The surveys revealed that educators’ anxiety isn’t just about staying healthy, it’s about new and complex academic plans that could make teaching challenging and widen achievement gaps.
Were teachers consulted?
School districts say they’ve been working around the clock, updating plans on a weekly basis, hosting virtual question and answer sessions, fielding thousands of questions from the public, and have consulted with teachers as much as possible. Still, a review of the surveys reveals teachers were sometimes excluded from the development of reopening plans, or consulted infrequently.
Some school districts, like Poudre, released hundreds of pages of teacher comments and questions to CPR, information that gave districts valuable insight into what’s on educators’ minds. It’s unclear how much of that insight ended up into district plans. The district announced Tuesday that it’s starting with all remote learning.

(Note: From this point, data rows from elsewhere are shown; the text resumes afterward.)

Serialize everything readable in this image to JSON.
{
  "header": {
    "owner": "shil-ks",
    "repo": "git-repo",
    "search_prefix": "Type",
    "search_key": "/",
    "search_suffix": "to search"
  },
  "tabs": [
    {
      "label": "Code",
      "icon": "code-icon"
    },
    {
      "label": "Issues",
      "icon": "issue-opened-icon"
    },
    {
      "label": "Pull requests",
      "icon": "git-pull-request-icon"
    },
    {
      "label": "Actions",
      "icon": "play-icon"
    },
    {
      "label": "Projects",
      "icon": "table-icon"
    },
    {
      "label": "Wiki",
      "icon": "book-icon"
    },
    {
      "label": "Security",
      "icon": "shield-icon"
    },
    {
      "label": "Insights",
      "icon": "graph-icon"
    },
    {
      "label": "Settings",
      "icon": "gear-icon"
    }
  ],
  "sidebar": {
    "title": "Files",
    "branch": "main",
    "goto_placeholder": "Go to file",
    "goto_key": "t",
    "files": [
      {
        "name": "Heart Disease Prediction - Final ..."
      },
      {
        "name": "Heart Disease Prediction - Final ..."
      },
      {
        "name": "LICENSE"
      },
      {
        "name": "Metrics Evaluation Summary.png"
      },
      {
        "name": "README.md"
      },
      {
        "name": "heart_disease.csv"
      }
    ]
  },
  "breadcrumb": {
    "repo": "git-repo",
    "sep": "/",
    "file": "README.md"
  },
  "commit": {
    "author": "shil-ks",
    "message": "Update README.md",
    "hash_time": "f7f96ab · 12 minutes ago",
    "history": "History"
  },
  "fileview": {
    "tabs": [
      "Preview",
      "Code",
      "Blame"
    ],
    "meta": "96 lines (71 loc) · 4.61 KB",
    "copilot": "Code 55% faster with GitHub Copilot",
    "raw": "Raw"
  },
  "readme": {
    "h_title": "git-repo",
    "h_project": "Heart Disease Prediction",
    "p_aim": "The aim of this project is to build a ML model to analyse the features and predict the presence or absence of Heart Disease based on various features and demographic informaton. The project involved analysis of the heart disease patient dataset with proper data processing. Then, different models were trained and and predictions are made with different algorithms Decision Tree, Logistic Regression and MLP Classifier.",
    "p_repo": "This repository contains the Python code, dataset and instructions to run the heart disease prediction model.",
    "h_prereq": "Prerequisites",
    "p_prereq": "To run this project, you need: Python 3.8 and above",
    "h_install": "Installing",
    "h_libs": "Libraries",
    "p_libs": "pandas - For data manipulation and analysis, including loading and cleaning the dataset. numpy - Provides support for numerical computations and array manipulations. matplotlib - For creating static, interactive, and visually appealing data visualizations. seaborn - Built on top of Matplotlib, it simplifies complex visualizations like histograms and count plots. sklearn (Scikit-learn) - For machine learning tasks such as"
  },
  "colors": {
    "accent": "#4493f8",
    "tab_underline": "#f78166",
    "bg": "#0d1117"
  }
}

Other districts didn’t survey their teachers — like Mapleton, 27J in Brighton, or St. Vrain Valley Schools — but may have included them in staff-only virtual town halls, on reopening committees or through online feedback forms. Some districts, like Greeley, conducted their only survey of teachers in May, when the majority of teachers didn’t want to return to fully online classes. A lot has changed since then.
Teachers in Durango say they weren’t consulted until July 30, after the restart plan came out, despite asking to give input multiple times.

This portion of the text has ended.